Registration-Enhanced Segmentation Method for Prostate Cancer in Ultrasound Images
Shengtian Sang, Hassan Jahanandish, Cynthia Xinran Li, Indrani Bhattachary, Jeong Hoon Lee, Lichun Zhang, Sulaiman Vesal, Pejman Ghanouni, Richard Fan, Geoffrey A. Sonn, Mirabela Rusu
TL;DR
The paper tackles the challenge of accurate prostate tumor segmentation on ultrasound by eliminating the reliance on manual MRI annotations through a registration-enhanced MRI-TRUS fusion framework. By integrating affine registration within an end-to-end segmentation pipeline, the approach aligns modality-specific information before segmentation, yielding a Dice coefficient of $0.212$ on the test set and achieving statistically significant gains over TRUS-only and naive fusion baselines ($p < 0.01$). Key contributions include a two-phase training strategy, a patch-based Transformer-driven registration module, and a unified loss that couples registration, feature alignment, and segmentation. The results demonstrate that spatial alignment of multimodal data is crucial for high-fidelity tumor segmentation in multimodal medical imaging and suggest broader applicability to other multimodal segmentation tasks.
Abstract
Prostate cancer is a major cause of cancer-related deaths in men, where early detection greatly improves survival rates. Although MRI-TRUS fusion biopsy offers superior accuracy by combining MRI's detailed visualization with TRUS's real-time guidance, it is a complex and time-intensive procedure that relies heavily on manual annotations, leading to potential errors. To address these challenges, we propose a fully automatic MRI-TRUS fusion-based segmentation method that identifies prostate tumors directly in TRUS images without requiring manual annotations.
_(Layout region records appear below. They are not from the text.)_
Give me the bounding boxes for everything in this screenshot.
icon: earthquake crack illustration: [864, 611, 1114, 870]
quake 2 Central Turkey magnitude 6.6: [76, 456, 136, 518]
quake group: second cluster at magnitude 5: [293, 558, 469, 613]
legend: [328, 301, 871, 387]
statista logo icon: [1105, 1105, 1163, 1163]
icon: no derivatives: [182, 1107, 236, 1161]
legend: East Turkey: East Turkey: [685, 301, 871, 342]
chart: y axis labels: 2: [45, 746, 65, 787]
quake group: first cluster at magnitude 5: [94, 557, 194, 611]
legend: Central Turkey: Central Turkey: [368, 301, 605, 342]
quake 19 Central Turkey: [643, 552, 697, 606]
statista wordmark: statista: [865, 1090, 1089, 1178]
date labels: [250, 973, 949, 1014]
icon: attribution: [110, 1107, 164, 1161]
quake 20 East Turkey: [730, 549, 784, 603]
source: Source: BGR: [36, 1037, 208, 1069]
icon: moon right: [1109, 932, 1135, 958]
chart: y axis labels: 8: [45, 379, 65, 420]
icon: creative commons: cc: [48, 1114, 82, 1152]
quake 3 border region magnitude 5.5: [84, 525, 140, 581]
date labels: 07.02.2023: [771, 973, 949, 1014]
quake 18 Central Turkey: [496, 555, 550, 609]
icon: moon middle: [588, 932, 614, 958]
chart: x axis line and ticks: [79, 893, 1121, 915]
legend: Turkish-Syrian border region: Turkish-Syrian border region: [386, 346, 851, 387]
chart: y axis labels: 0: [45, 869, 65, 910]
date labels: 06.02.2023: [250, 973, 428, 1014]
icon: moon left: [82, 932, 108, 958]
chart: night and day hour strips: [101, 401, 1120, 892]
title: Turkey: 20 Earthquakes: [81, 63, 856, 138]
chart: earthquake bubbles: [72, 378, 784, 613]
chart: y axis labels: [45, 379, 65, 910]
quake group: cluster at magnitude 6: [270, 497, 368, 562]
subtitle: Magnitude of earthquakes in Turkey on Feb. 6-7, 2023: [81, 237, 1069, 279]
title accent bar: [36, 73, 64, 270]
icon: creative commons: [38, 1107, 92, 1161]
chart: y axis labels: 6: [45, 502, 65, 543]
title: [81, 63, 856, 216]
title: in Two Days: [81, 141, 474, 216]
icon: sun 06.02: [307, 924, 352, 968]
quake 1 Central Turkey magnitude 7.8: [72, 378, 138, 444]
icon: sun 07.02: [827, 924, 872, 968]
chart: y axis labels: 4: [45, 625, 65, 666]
Unlike traditional multimodal fusion approaches that rely on naive data concatenation, our method integrates a registration-segmentation framework to align and leverage spatial information between MRI and TRUS modalities. This alignment enhances segmentation accuracy and reduces reliance on manual effort. Our approach was validated on a dataset of 1,747 patients from Stanford Hospital, achieving an average Dice coefficient of 0.212, outperforming TRUS-only (0.117) and naive MRI-TRUS fusion (0.132) methods, with significant improvements (p $<$ 0.01). This framework demonstrates the potential for reducing the complexity of prostate cancer diagnosis and provides a flexible architecture applicable to other multimodal medical imaging tasks.